I'm often asked how to determine the optimum scanning resolution for large format film. (All smaller formats are scanned at maximum meaningful resolution of 4000 dpi.) The answer depends on your expected maximum print size and on the printing method to be used.
Let's say that you want to make a 32" x 40" print from 4x5 format. If you're using an Epson printer, its native printing resolution is 360 dpi. (Other printers, such as Lightjet and Chromira, use 300 dpi, or close to that figure.)*** Multiply the long side of the desired maximum print size (40") by printing resolution (360 dpi)...this results in 14400 pixels needed to create a print of that size without adding upward interpolation. While one can perform the latter operation to a certain extent, the very best results will be obtained without adding significant interpolation. A small amount of upward interpolation, such as 5% or 10%, will probably be unnoticeable in the final print.

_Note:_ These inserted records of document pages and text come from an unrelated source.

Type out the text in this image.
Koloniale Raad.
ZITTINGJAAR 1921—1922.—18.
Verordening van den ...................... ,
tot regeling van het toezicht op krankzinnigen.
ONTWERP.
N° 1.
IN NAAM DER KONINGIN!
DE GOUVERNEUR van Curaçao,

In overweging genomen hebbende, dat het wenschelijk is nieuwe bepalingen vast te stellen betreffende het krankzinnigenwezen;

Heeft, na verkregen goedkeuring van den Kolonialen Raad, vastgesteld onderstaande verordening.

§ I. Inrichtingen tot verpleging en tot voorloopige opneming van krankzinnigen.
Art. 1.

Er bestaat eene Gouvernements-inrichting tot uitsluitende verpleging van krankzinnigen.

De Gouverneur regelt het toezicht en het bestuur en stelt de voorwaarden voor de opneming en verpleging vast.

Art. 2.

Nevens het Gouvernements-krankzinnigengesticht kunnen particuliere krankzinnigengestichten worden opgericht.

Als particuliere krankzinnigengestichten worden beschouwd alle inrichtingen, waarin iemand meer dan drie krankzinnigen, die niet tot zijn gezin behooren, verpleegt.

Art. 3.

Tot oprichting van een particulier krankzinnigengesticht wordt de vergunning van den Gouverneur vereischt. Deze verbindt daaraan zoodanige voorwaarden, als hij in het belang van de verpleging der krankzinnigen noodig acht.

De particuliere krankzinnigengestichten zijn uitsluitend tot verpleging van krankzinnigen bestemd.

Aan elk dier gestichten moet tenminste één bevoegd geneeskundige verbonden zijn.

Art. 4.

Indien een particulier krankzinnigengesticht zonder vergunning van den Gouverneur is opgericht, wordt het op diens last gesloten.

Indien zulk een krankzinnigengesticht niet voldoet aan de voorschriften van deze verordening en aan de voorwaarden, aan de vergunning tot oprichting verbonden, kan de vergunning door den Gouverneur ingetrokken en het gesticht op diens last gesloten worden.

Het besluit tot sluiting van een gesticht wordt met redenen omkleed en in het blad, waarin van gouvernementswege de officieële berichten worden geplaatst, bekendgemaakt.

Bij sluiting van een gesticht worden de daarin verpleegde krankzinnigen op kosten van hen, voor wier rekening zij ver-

Divide this resulting figure, 14400, by the long side of the film format, 5 (inches). Although the actual image area is slightly less than 5 inches due to sheet film's margins, it's close enough to use for our figures. The result is 2880. This means that you can scan at 2800 dpi and add a slight amount of upward interpolation, or scan at the next higher step, 3200 dpi, and downsize the file to obtain the actual printing size. (Scanning resolution is only available in the steps listed on my drum scan price chart; for example, you cannot obtain a scan at 2932 dpi.)
Let's figure a second example in reverse order, i.e. to determine the largest print obtainable from a scan of xxxx resolution. If you are considering a 2000 dpi scan from 4x5, for example, simply multiple 2000 x 5 (inches), resulting in a final image size of 10000 pixels on the long side. (Remember that the actual result will be slightly less due to film margins.) To determine the largest print you can obtain from that 2000 dpi scan, divide this 10000 pixel figure by 360 (for Epson printers) or by 300 (for many other printers). The result indicates that the maximum long side of your print comes out to 27.78" without adding interpolation (Epson printers), or 33.33" without adding interpolation (many other printers). If you want a larger print, you'll need to scan at a higher resolution, or add a reasonable amount of interpolation. Keep in mind that adding interpolation will degrade image quality, so keep interpolation at a moderate amount.
***Important! Use your printer's actual native resolution to obtain these figures. Do not figure the needed resolution at, say, 200 or 300 dpi for an Epson printer that requires 360 dpi. The printer will add interpolation to obtain the 360 dpi that it requires, producing a print of lesser quality. While this may be fine for prints to be viewed at a distance, it won't do for "up close" viewing of a fine print. You also run the risk of applying sharpening at an unsuitable amount, since the printer is adding its own interpolation to an image that you have already sharpened at lower resolution.
The short answer - 2400 and 2800 dpi scans are my most popular from the 4x5 format.